The Treasury of the Thebans at Delphi was built in the Doric order and made entirely out of local limestone from the quarries of St. Elias close to the town of Chrisso. It was situated a few meters below the first turn of the Sacred Way, the processional route in the sanctuary of Apollo. It had been dedicated by the Thebans for their victory against the Lacedaemonians at Leuctra (371 BC).

==Description==
Shortly after their victory against the Lacaedemonians at the Battle of Leuctra in 371 BC, a landmark of the brief Theban supremacy in the political life of Greece, the Thebans dedicated at the sanctuary of Apollo a treasury built in the Doric order.

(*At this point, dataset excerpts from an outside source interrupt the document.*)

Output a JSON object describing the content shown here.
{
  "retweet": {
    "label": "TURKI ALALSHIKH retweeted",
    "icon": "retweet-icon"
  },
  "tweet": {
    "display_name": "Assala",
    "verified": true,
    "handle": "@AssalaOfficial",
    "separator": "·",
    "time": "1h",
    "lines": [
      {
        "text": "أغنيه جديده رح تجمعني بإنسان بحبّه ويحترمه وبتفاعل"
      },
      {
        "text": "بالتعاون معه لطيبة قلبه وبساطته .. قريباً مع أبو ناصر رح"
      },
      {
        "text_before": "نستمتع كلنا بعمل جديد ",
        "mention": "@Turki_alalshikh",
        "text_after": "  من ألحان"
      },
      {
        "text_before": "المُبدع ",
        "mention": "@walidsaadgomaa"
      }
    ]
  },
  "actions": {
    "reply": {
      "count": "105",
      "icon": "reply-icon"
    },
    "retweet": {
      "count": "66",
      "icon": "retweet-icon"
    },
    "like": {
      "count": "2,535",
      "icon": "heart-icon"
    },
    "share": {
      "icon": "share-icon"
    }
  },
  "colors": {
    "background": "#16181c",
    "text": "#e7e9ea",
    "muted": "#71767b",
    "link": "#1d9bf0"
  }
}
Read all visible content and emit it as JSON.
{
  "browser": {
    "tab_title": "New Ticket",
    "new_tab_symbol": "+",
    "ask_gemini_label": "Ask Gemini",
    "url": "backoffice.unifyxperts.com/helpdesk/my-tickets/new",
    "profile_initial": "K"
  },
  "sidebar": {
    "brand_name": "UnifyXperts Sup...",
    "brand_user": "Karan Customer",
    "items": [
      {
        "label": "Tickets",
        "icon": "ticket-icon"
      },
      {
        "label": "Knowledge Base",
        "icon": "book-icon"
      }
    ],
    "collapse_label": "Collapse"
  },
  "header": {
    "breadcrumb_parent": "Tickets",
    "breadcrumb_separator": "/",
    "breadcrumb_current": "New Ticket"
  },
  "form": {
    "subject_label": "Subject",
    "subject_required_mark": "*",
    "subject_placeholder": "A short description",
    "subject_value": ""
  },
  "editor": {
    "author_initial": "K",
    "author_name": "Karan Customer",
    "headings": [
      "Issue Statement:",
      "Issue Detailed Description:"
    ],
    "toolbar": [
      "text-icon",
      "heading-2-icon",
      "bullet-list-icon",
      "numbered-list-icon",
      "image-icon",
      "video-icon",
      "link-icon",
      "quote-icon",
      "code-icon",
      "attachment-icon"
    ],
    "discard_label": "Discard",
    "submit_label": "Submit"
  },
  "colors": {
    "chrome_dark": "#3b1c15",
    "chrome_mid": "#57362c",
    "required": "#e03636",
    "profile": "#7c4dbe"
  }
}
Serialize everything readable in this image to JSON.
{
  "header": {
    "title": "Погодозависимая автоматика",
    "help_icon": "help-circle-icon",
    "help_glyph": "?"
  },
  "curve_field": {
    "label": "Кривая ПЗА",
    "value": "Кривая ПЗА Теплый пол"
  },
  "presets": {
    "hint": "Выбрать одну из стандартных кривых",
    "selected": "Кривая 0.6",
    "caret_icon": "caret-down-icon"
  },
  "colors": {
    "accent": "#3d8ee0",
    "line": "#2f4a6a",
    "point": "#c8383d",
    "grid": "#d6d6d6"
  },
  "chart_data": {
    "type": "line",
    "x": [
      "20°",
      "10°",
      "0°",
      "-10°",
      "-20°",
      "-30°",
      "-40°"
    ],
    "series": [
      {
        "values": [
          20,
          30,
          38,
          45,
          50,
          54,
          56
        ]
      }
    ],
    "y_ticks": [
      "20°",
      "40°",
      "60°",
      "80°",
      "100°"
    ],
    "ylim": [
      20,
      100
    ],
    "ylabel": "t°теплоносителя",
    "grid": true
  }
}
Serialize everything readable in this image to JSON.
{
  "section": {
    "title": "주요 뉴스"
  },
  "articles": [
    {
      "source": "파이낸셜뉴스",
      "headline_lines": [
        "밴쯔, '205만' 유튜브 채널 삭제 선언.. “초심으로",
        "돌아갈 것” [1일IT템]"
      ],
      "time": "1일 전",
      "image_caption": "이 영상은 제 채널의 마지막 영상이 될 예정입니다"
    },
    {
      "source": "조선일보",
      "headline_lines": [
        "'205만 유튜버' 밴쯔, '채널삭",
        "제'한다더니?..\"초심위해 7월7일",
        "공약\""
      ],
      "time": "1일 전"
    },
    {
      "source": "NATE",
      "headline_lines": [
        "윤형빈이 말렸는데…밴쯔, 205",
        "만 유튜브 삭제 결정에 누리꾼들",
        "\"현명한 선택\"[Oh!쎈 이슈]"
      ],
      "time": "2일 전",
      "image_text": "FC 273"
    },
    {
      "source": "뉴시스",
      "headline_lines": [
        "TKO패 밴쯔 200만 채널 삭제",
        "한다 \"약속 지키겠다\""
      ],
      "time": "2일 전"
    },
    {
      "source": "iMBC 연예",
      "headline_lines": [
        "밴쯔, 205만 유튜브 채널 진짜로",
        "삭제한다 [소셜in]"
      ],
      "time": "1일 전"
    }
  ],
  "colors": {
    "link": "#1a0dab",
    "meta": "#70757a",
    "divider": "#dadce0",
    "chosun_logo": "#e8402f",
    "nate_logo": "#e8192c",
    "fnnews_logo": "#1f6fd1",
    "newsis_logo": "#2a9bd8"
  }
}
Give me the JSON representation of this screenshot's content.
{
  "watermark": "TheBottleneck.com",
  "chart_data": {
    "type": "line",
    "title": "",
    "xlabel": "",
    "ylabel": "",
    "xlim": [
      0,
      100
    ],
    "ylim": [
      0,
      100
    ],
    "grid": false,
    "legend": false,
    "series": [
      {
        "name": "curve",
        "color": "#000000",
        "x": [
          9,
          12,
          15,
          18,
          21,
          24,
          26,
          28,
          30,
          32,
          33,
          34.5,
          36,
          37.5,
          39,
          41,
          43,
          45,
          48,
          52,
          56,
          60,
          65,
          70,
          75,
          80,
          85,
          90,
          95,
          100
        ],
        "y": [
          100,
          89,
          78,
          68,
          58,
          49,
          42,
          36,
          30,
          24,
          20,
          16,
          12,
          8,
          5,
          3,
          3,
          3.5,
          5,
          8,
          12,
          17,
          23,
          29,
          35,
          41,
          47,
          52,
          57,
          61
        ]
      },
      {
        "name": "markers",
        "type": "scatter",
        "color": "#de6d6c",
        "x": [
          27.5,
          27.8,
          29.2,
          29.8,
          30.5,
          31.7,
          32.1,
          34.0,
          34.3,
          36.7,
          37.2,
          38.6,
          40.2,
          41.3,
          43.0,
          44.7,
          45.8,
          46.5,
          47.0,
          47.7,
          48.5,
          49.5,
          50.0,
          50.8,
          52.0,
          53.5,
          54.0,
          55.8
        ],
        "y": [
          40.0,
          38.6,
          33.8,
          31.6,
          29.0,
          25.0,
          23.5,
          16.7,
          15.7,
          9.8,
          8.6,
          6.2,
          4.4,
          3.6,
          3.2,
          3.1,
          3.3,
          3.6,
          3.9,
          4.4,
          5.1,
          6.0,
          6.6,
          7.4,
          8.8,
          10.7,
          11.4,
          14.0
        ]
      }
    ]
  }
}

It was the largest treasury in dimensions of Delphi, situated close to the SW corner of the sanctuary. Rectangular in plan, measuring 12.29 by 7.21 meters, it stood on a crepis with two steps. It was constructed entirely out of local limestone from the quarries at St. Elias, a particularly hard stone with bluish-grey shades, which accentuates the austere style of the Doric building. Thus, the Treasury of the Thebans made a visual contrast to the nearby Siphnian Treasury, with its colourful and decorative Ionian style. A frieze with metopes and triglyphs ran all around the building.

Several opinions have been expressed regarding its actual architectural form. The current views, however, suggest that it was a uniform building, without columns, possibly with two entrances on the narrow sides and with a vertical wall functioning as boulder. An opening along the western wall provided natural lighting in the building.